Hitting the Mark | The Source Weekly - Bend, Oregon

Hitting the Mark

Killing Them Softly's leading men are some of the best actors in the business

The four lead actors in Killing Them Softly are some of the strongest actors working today. Each one has the ability to inhabit the character and go beyond our expectations. Here is a list of must see flicks by these actors and what they played in their newest movie.

Brad Pitt: The charismatic talkative hit man

Pitt is no novice to this kind of role, and he brings a playfulness and intelligence making you feel he's smirking behind the danger. His array of wise guys and roughnecks include Fight Club, Snatch, Seven, Mr. and Mrs. Smith, Spy Games, Inglourious Basterds, but this role more resembles his work in Oceans 11-13. His work with Killing Them's director Andrew Dominik's Assassination of Jesse James by the Coward Robert Ford, or his delivery as the stoner roommate in True Romance are truly works of genius. His standout role in Kalifornia should've not only gained him an Oscar nomination—he deserved to win.

James Gandolfini: The washed up pathetic over-the-hill drunk hit man

No one can top Gandolfini's Tony Soprano in HBO's long-lived and loved series The Sopranos. His other credits include The Mexican (paired with Pitt again) as a gay hit man, the hired muscle in Get Shorty, a sleazebag in 8mm and his True Romance scene-stealing performance torturing Patricia Arquette with his signature charm and violence. Gandolfini is just as adept playing mayors or an everyman. This is a testament to this guy's range and why he landed the Soprano role. An incredible actor.

Richard Jenkins: The middleman lawyer go-between

Jenkins has made a career out of playing square and quirky fatherly roles (especially in his recurring ghost dad role in HBO's Six Feet Under). He rarely shows up in gangster movies, but has played cops before—most notably a gay one partnered in every sense of the word with Josh Brolin in Flirting with Disaster. Look for him in Wolf as Detective Bridger and as Al Pacino's ex's new squeeze, and ensuing rage recipient in Sea of Love.
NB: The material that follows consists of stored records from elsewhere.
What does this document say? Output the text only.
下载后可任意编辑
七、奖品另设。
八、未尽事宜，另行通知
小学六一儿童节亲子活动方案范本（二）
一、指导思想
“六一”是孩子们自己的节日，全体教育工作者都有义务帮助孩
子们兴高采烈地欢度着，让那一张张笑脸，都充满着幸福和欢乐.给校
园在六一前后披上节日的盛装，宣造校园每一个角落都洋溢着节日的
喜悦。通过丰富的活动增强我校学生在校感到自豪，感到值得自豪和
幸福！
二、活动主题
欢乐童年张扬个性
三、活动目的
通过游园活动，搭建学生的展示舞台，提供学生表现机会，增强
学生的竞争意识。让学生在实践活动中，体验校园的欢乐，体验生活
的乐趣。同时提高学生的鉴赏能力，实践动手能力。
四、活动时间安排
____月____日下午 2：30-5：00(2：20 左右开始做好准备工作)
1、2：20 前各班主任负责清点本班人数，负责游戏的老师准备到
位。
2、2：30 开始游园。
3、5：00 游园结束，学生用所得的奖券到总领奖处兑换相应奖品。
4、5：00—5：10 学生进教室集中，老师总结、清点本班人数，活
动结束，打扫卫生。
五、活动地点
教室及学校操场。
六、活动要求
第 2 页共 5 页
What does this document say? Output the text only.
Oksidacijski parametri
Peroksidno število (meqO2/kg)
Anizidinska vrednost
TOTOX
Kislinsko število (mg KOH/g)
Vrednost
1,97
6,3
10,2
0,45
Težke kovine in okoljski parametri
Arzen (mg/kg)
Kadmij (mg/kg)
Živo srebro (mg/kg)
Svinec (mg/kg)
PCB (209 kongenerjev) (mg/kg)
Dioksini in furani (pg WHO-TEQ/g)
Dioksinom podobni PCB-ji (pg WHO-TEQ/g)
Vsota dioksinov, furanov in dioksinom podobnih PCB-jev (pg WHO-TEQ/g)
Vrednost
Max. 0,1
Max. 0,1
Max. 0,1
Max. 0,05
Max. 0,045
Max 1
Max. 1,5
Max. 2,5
Jenkins has done three Coen brothers films: Burn After Reading (with Pitt), Intolerable Cruelty and The Man Who Wasn't There. This guy rules!

Ray Liotta: The unlucky criminal

Ray's wide range of characters includes good guys and villains. Liotta has a slew of hits in the hit-man type genre, most notably and etched into our brains is, of course, Goodfellas. Ray is versed in psychos, nice guys and polar opposites with a string of cop and gangster flicks including Identity, Smoking Aces, Narc, Unlawful Entry, Something Wild, Copland, Slow Burn, Control and Guy Ritchie's overlooked Revolver. In Dominic and Eugene, where he plays a tender-hearted brother to his mentally challenged sibling (Tom Hulce) is a must see, not to mention his headache-inducing scene in Hannibal and his hilarious detective in Observe and Report.